Time to put it to work! We’ll use `compose_transform` to run the entire pipeline in one go—loading, imputing, filtering, mapping, enriching, all sorted. Then, we’ll visualise the results with a snazzy interactive map.

Note however that we could do this in two steps, first calling `compose()` and then `transform()`, but we are showing the two steps in one for simplicity.

In [None]:
# Execute the pipeline
mapped_data, enriched_layer = pipeline.compose_transform()

# Show the results
fig = pipeline.visualise(result_columns=["avg_floors"])
# result_columns is basically the columns that will be displayed in the map.
# If you want to display only one column, you can pass a string as well.

fig  # Displays an interactive map in your notebook

## Saving and Loading Your Pipeline

You can save your pipeline to a file and load it back later (that means every you would need the pipeline, it won't need to redo its entire workflow as saved). Here, we’ll save it, load it, and ensure it’s ready for further use.

In [None]:
pipeline.save("./my_pipeline.dill")

loaded_pipeline = UrbanPipeline.load("./my_pipeline.dill")

loaded_pipeline.preview()

## Accessing the Enriched Layer for Machine Learning Analysis

Now, let’s retrieve the enriched urban layer using `.get_layer()` for machine learning analysis.

In [None]:
enriched_layer = loaded_pipeline.get_step("urban_layer")

enriched_gdf = enriched_layer.get_layer()

enriched_gdf.head()

## Proceeding with Machine Learning Analysis

With the enriched layer in hand, let’s perform a simple machine learning task. We’ll use K-Means clustering to group street intersections based on the average number of building floors (`avg_floors`).

### Step 1: Prepare the Data

Extract the relevant feature from the enriched layer and handle any missing values.

In [None]:
features = enriched_gdf[['avg_floors']]

features = features.dropna()

### Step 2: Apply K-Means Clustering

Cluster the intersections into 3 groups based on `avg_floors`.

In [None]:
from sklearn.cluster import KMeans

kmeans = KMeans(n_clusters=5, random_state=42)
kmeans.fit(features)

enriched_gdf['cluster'] = kmeans.labels_

### Step 3: Visualise the Clusters

Visualise the clusters on a static map using Matplotlib.

In [None]:
import numpy as np
import matplotlib.pyplot as plt

# Extract the cluster centroids (average floors for each cluster) and flatten to 1D
centroids = kmeans.cluster_centers_.flatten()

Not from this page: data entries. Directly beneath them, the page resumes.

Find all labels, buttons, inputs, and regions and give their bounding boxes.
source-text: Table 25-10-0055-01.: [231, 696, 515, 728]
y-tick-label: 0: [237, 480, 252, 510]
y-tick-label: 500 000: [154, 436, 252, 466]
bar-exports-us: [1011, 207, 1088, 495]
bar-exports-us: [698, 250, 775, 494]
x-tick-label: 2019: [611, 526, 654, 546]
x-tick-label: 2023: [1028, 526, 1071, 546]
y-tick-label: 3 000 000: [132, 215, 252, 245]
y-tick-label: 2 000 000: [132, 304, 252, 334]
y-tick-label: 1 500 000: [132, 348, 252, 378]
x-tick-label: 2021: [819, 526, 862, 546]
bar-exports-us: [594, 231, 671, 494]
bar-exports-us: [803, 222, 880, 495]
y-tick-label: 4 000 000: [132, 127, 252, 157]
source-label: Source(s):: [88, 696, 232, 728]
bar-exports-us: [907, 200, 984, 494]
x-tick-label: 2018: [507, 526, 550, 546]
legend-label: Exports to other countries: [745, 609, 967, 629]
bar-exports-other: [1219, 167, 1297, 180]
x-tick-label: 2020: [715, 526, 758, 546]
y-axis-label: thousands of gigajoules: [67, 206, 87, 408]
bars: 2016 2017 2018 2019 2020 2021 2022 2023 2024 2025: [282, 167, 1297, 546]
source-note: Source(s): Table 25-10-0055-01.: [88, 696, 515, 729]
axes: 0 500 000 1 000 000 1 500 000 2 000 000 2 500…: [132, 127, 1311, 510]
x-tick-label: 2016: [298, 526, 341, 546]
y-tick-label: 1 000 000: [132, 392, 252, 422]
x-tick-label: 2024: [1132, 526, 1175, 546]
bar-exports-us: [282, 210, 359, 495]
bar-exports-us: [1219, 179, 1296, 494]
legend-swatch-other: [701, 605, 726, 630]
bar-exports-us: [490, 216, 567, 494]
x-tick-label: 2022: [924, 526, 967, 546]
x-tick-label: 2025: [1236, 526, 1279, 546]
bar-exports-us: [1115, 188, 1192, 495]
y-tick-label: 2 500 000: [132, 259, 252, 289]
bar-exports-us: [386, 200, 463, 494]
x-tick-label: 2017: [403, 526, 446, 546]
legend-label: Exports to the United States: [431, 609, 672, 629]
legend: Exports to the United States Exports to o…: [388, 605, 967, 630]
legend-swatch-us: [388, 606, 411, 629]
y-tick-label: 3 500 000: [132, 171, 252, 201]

# Get the indices that would sort the centroids from low to high
sorted_indices = np.argsort(centroids)

# Create a mapping from original cluster labels to new sorted labels
label_mapping = {original: new for new, original in enumerate(sorted_indices)}

# Apply the mapping to the GeoDataFrame to create sorted cluster labels
enriched_gdf['cluster_sorted'] = enriched_gdf['cluster'].map(label_mapping)

# Round the sorted centroids for display in the legend
rounded_centroids = [round(centroids[idx], 1) for idx in sorted_indices]

# Set up the figure and axis for the plot
fig, ax = plt.subplots(figsize=(10, 10))

# Plot the GeoDataFrame using the sorted cluster labels and 'viridis' colormap
scatter = enriched_gdf.plot(column='cluster_sorted', ax=ax, cmap='viridis')

# Label the axes and set the title
ax.set_xlabel('Longitude')
ax.set_ylabel('Latitude')
plt.title('Street Intersections in Manhattan Clustered by Average Building Floors')

# Add a color bar to the plot
cbar = scatter.get_figure().colorbar(scatter.get_children()[0], ax=ax)

# Set the ticks and labels for the color bar based on the sorted centroids
cbar.set_ticks(range(len(sorted_indices)))
cbar.set_ticklabels([f'Avg. Floors: {centroid}' for centroid in rounded_centroids])

# Display the plot
plt.show()

## Exporting to JupyterGIS (Optional)

For collaborative exploration, you can export your pipeline to JupyterGIS. Check out [JupyterGIS documentation](https://github.com/geojupyter/jupytergis) for more details.

In [None]:
pipeline.to_jgis(
    filepath="urban_analysis.JGIS",
    urban_layer_name="Manhattan Intersections"
)

## Wrapping It Up

Smashing job! 🌟 You’ve built and run your first `UrbanPipeline`, saved it, loaded it back, retrieved the enriched layer, and performed a machine learning analysis. You can now reuse, share, or tweak this workflow as needed!